Opinion

CÉLESTIN BEDZIGUI DEMANDE À PAUL BIYA DE LIBÉRER LES PRISONNIERS POLITIQUES DE SON GOULAG

 

Par Sa Majesté Célestin Bedzigui

La République du Cameroun aurait-elle une face cachée ? Celle d’un « goulag », nom donné par Solyenetsine sous le régime soviétique au système des centres de détention de prisonniers politiques disséminés à travers l’immensité du territoire de l’URSS.

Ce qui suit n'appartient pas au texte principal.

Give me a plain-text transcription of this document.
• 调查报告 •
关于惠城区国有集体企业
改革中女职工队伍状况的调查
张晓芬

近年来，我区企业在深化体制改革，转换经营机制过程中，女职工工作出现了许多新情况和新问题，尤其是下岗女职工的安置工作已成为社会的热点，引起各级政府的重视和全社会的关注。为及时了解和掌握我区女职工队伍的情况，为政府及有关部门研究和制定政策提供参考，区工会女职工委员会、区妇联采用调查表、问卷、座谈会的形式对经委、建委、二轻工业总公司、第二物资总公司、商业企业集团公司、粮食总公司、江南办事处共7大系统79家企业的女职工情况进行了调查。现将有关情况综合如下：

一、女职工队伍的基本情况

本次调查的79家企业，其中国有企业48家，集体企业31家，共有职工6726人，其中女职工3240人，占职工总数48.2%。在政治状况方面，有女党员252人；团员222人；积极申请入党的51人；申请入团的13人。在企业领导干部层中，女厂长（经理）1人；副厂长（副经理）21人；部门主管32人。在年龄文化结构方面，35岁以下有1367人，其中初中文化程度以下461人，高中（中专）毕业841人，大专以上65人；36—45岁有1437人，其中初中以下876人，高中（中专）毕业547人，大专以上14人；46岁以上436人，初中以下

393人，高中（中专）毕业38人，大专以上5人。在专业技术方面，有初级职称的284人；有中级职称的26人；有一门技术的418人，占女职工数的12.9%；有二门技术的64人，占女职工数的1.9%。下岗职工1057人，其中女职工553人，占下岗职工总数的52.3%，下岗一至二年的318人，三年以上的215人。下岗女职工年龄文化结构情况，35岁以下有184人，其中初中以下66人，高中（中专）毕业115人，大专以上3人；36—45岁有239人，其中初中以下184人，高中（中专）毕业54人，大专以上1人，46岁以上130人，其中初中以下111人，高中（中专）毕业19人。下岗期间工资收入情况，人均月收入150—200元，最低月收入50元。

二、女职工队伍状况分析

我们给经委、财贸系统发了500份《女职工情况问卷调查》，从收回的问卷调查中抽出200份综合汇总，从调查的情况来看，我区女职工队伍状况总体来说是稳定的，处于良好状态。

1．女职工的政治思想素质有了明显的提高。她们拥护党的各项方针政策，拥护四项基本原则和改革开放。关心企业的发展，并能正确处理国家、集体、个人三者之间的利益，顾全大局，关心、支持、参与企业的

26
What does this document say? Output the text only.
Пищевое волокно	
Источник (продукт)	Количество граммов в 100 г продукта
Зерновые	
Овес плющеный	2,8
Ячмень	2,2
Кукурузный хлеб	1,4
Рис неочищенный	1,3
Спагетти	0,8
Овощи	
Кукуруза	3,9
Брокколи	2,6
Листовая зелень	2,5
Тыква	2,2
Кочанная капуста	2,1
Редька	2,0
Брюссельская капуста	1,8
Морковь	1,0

Un goulag kamer ? La réponse à cette grave question pourrait, malheureusement et honteusement, être positive, si l’on s’en tient au constat objectif du réseau des prisons centrales, prisons secondaires, prisons annexes, centres de tortures des services de renseignements dans lesquels des compatriotes sont embastillés depuis la marche pacifique de Septembre 2020, marche par laquelle certains pensaient pouvoir exercer le droit à la liberté d’opinion que la Constitution confère à tous les citoyens de ce pays. D’autres ont été enlevés à leur domicile, soupçonnés du crime d’avoir des accointances avec les marcheurs. Ils seront pour la plupart, ensuite traduits devant la cour martiale de la République. A croire que marcher est une atteinte à la sécurité intérieure de l’Etat. Un cas unique sur la planète terre, où comme dans l’œuvre majeur de Kafka, le Procès, l’absurde le dispute à l’iniquité.

Cette marche avait été interdite par l’autorité administrative et la transgression de cette interdiction ne saurait ne pas prêter à conséquence diront les contempteurs de cette mesure. Soit. Mais cet argument tombe sous le coup du principe de proportionnalité qui impose en droit ou en bon sens son « imperium ». Ainsi, transgresser l’interdiction d’une marche ne peut relever que d’un délit, les Américains parleraient de  » misdemeanor », qui peut donner lieu à une garde à vue de quelques heures et éventuellement à une contravention pécuniaire. Cette transgression ne peut, dans une République Exemplaire, être qualifiée de crime (les américains parleraient de « felony »), porté devant un Tribunal Militaire qui est une cour martiale pouvant prononcer une peine de mort ou être passible d’une privation de liberté prolongée. La disproportion ici constatée révèle une volonté manifeste de bâillonner toute expression ou manifestation d’une opinion contraire, signant ainsi un acte politique et faisant de ceux qui en subissent l’effet par la privatisation de liberté, des prisonniers politiques.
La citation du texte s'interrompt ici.